Team finds surprising trigger for multiple sclerosis

A de-myelinated lesion (center) amid a field of normal neurons (green). (Credit: Maria Traka)

The death of brain cells that make the insulation around nerve fibers, called myelin, can trigger symptoms seen in multiple sclerosis (MS), a study with mice shows.

It’s possible to prevent the reaction, even after the death of those brain cells, with specially developed nanoparticle, researchers say. The nanoparticles are being developed for clinical trials that could lead to new treatments—without the side effects of current therapies—in adults.

“Protecting these cells in susceptible individuals might help delay or prevent MS.”

“Although this was a study in mice, we’ve shown for the first time one possible mechanism that can trigger MS—the death of the cells responsible for generating myelin can lead to the activation of an autoimmune response against myelin,” says Brian Popko, a professor of neurological disorders at the University of Chicago and co-senior author of the study. “Protecting these cells in susceptible individuals might help delay or prevent MS.”

Myelin is the insulating sheath around nerve fibers that enables nerve impulses to be transmitted. The death of the cells that make myelin, called oligodendrocytes, can activate the autoimmune response against myelin, which is the main feature of MS.

Oligodendrocytes can possibly be destroyed by developmental abnormalities, viruses, bacterial toxins, or environmental pollutants.

The scientists also developed the first mouse model of the progressive form of the autoimmune disease, which will enable the testing of new drugs against progressive MS. In the study, nanoparticles creating tolerance to the myelin antigen were administered and prevented progressive MS from developing.

Early intervention may be key

The nanoparticle technology was developed in the lab of Stephen Miller, a research professor at Northwestern University Feinberg School of Medicine, and has been licensed to Cour Pharmaceutical Development Company, which is developing the technology for human trials in autoimmune disease.

“We’re encouraged that immune tolerance induced with nanoparticles could stop disease progression in a model of chronic MS as efficiently as it can in progressive-remitting models of MS,” says Miller.
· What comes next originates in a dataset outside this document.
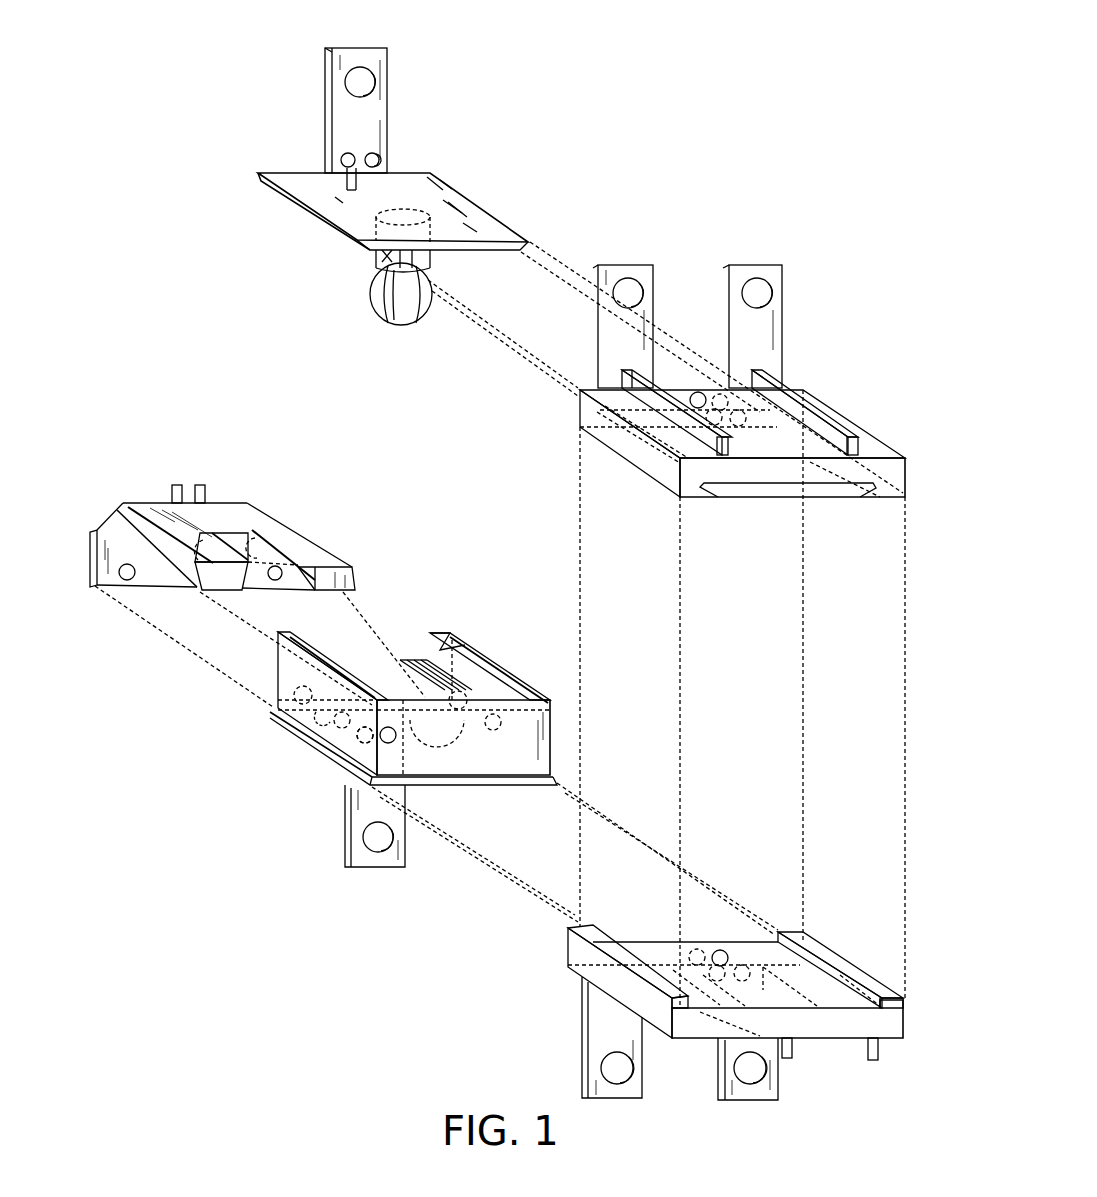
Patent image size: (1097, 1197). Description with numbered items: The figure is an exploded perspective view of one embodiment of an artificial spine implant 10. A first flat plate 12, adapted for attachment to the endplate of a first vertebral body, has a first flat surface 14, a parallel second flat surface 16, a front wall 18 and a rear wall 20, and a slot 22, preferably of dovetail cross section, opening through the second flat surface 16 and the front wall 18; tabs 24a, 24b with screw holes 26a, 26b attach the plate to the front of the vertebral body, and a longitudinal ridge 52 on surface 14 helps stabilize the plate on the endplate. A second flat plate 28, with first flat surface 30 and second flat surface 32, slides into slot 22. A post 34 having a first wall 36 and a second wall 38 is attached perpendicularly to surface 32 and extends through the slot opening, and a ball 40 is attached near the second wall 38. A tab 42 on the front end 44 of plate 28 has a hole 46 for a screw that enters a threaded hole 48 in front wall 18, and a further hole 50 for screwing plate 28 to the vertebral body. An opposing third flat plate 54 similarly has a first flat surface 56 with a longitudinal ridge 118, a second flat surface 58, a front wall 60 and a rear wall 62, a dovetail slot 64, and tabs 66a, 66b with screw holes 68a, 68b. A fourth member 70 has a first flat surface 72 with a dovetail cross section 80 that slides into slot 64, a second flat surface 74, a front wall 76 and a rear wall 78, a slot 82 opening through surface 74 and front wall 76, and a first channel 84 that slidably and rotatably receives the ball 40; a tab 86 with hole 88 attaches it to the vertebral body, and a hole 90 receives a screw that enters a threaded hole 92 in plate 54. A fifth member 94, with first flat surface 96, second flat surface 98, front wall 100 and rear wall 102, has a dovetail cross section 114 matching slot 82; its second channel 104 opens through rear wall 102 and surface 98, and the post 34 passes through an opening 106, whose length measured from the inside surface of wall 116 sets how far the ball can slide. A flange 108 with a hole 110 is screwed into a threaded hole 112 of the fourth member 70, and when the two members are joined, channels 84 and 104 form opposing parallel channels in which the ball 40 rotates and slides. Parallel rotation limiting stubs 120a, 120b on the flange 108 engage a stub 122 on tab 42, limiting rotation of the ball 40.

The timing of therapy is important, Popko points out.

“It’s likely that therapeutic strategies that intervene early in the disease process will have greater impact.”

Whole new model of MS

In the experiment, scientists developed a genetically engineered mouse model in which the oligodendrocytes died, affecting the animals’ ability to walk. The central nervous system regenerated the myelin-producing cells, enabling the mice to walk again. But about six months later, the MS-like disease came barreling back. This demonstrated the scientists’ theory that the death of oligodendrocytes can initiate MS. In humans, the scientists posit, the disease develops years after the initial injury to the brain.

The current prevailing theory is that an event outside of the nervous system triggers MS in susceptible individuals who may have a genetic predisposition to the disease. In these individuals, the immune cells that normally fight infections confuse a component of the myelin sheath as foreign.

[Slightest change makes myelin come unglued]

These confused immune cells enter the brain and begin their mistaken attack on myelin, thus initiating MS.

But the new study demonstrates the possibility that MS can begin from the inside out, in which damage to oligodendrocytes in the central nervous system can trigger an immune response directly. Oligodendrocytes are responsible for the maintenance of myelin. If they die, the myelin sheath falls apart.

The inside-out hypothesis suggests that when myelin falls apart, the products of its degradation are presented to the immune system as foreign bodies or antigens. The immune system then erroneously views them as invaders and begins a full-scale attack on myelin, initiating MS.

Grants from the Myelin Repair Foundation and the National Multiple Sclerosis Society funded the study, which appears in Nature Neuroscience.

Miller, a founder and chief of the scientific advisory board of Cour Pharmaceutical, does not receive financial compensation from the company.